EKA has in 5 years assembled a portfolio of over 14 EV models  
Logistics

Electric freight future

From bus tenders to freight corridors, EKA Mobility is built to outlast the subsidy era

Akshaya M

India’s commercial vehicle industry has reached a turning point. After years of depending on government subsidies and limited pilot projects, the economics of electric mobility have finally made a compelling case on their own. Payback periods on electric buses and trucks once stretched to 7 or 8 years and have now fallen below 2, even without subsidy requirements. For an industry that has always made decisions on total cost of ownership (TCO), that change is significant.

The numbers frame the opportunity. India’s heavy commercial vehicle market currently moves 70 per cent of the country’s freight by road, yet trucks represent just three per cent of the total vehicle population while contributing 34 per cent of all road carbon emissions. The country spends over $105 billion annually on oil imports. Industry estimates logistics costs at roughly 14 per cent of GDP, nearly double the global benchmark. Electrification will dramatically cut per-kilometre operating costs, potentially making Indian goods cheaper to produce and move over time. Against this backdrop, the Government has committed to deploying 150,000 electric buses by 2030 under the PM E-Drive and PM E-Bus Sewa programmes, while simultaneously pushing forward corridor electrification plans along the Golden Quadrilateral highway network that could make long-haul electric trucking operationally viable within 2-3 years.

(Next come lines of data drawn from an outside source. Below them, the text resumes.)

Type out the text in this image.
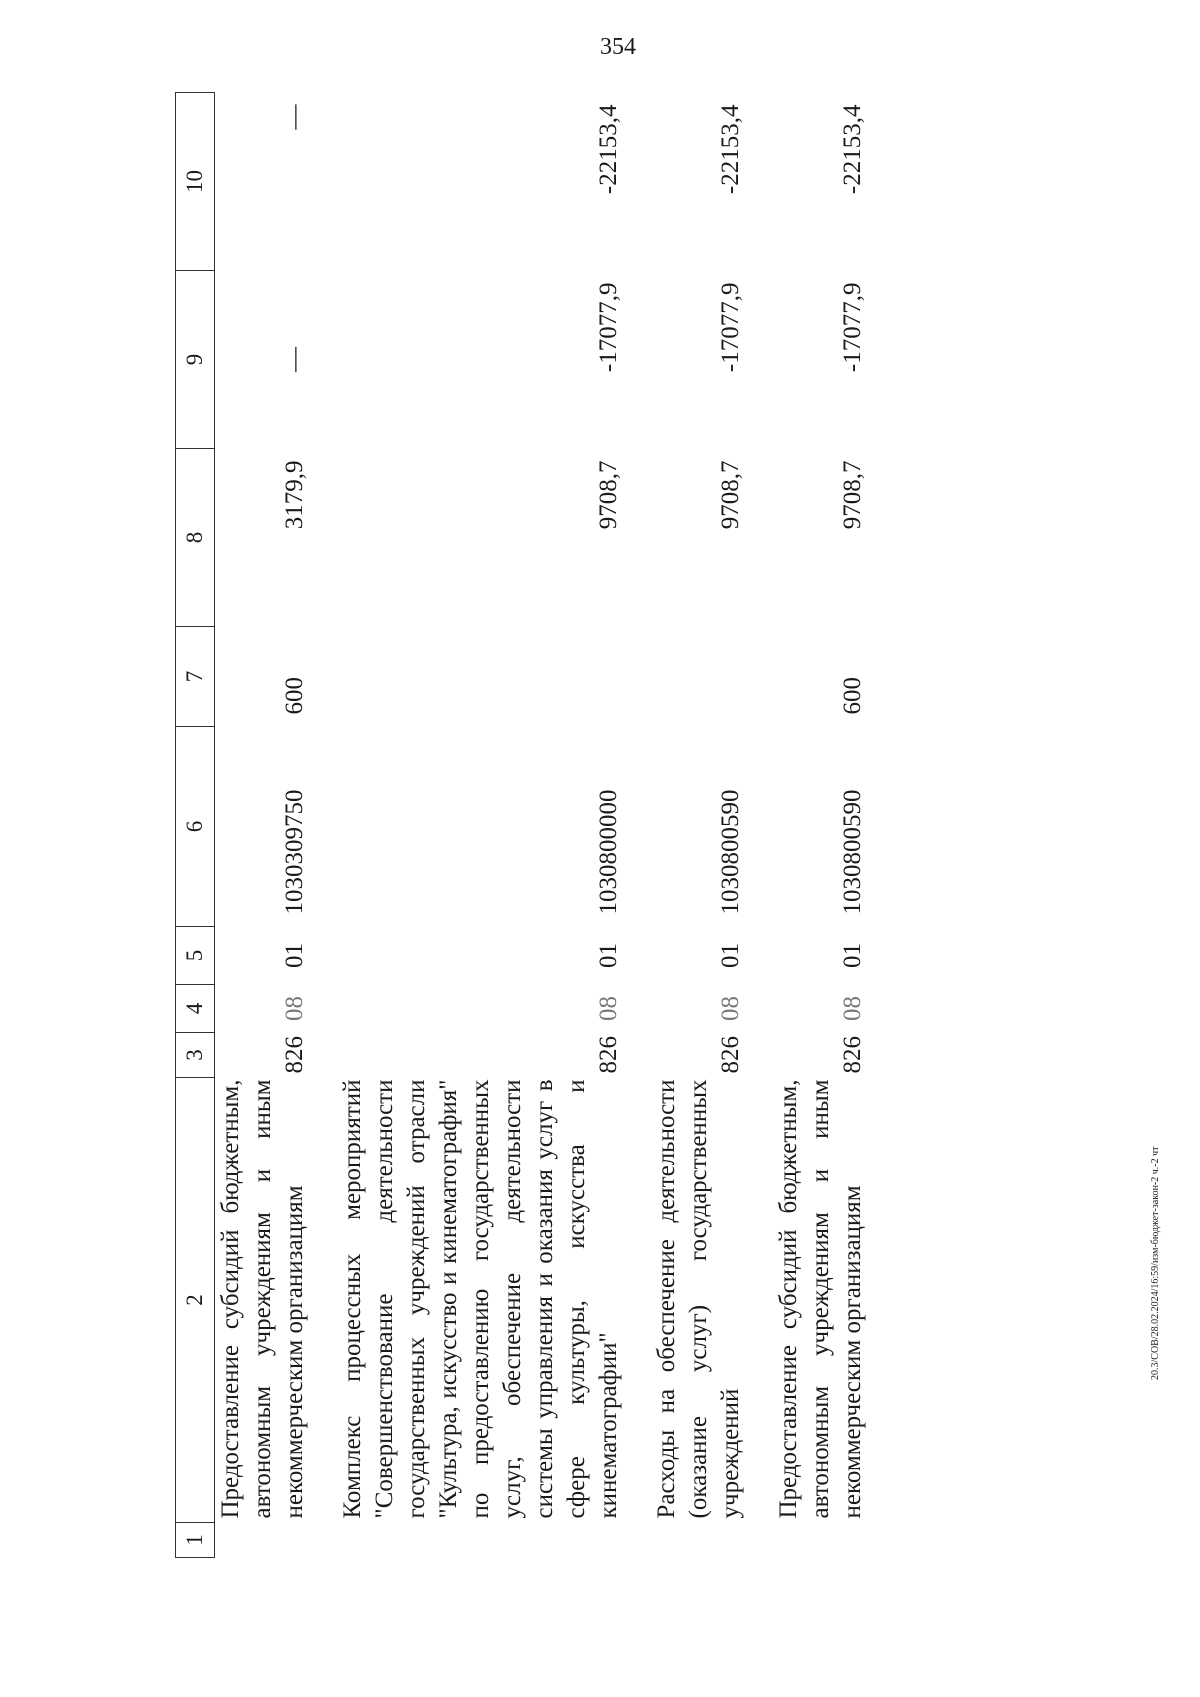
354
1	2	3	4	5	6	7	8	9	10
	Предоставление субсидий бюджетным, автономным учреждениям и иным некоммерческим организациям	826	08	01	1030309750	600	3179,9	—	—

	Комплекс процессных мероприятий "Совершенствование деятельности государственных учреждений отрасли "Культура, искусство и кинематография" по предоставлению государственных услуг, обеспечение деятельности системы управления и оказания услуг в сфере культуры, искусства и кинематографии"	826	08	01	1030800000		9708,7	-17077,9	-22153,4

	Расходы на обеспечение деятельности (оказание услуг) государственных учреждений	826	08	01	1030800590		9708,7	-17077,9	-22153,4

	Предоставление субсидий бюджетным, автономным учреждениям и иным некоммерческим организациям	826	08	01	1030800590	600	9708,7	-17077,9	-22153,4
20.3/СОВ/28.02.2024/16:59/изм-бюджет-закон-2 ч.-2 чт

Mehta: designed to deliver the lowest TC

EKA Mobility, headquartered in Pune, sits at the centre of this shift. Its story offers a practical lens on what it takes to build an electric commercial vehicle business in India from the ground up. Founded in 2022 as part of the Pinnacle Industries group, EKA has in 5 years assembled a portfolio of over 14 EV models spanning three-wheelers, small commercial vehicles, buses and heavy-duty trucks. In an industry where traditional OEMs average less than one new platform per year, EKA has developed 12 distinct vehicle platforms in 5 years, largely because it started with no ICE legacy to protect and built every platform as a born-electric architecture from day one.

Strategic interest

Most incumbent OEMs have approached commercial EV development by electrifying existing ICE platforms. This creates a structural divide between OEMs that own their vehicle software and those that depend on imported technology stacks, particularly from China. Also, dependency on rare earth magnet imports has real supply chain consequences. Chief Product Officer Zoeb Karampurwala of EKA points to software ownership as the defining variable. “If you don’t own it, you don’t control your supply chain, your range improvements, or your uptime, and those are exactly what fleet customers care about most,” he says.

Uptime and range anxiety remain the two most cited barriers to commercial EV adoption, particularly among financiers who are still pricing battery degradation risk into loan structures. However, buses that entered service in 2013 and 2014 have demonstrated battery durability well beyond initial projections, and several operators are now running electric coaches over 550 km daily with consistent performance.

The TCO case is being made with hard numbers. An electric 55-tonne truck running 400 km daily delivers a payback period of 1.8 years against a diesel equivalent, with per-kilometre costs roughly halved even after factoring in battery replacement. For industrial operators who have already installed captive solar generation across the cement, logistics and FMCG categories, effective electricity costs can fall to Rs2-3 per unit. E-commerce majors, including Amazon and Flipkart, committed to fully electric last-mile delivery, are actively scouting for medium- and heavy-duty electric commercial vehicles. Meanwhile, the ramp-up of domestic EV production will remain partially hostage to global supply dynamics and restrictive supply chains, with battery cells and power electronics being imported.

As Dr Sudhir Mehta, Founder and Chairman of EKA Mobility, frames it: “We are building for the long term, scaling a diverse portfolio designed to deliver the lowest total cost of ownership, while taking India’s engineering and manufacturing capabilities to global markets.” With marquee investors including Japan’s Mitsui and the Netherlands’ VDL Groep investing Rs850 crore, ENAM Holdings Rs200 crore, and the National Investment & Infrastructure Fund (NIIF) Rs500 crore into EKA, institutional capital appears to share that conviction.

India has a narrow but genuine window to emerge as the world’s second-largest electric commercial vehicle ecosystem after China.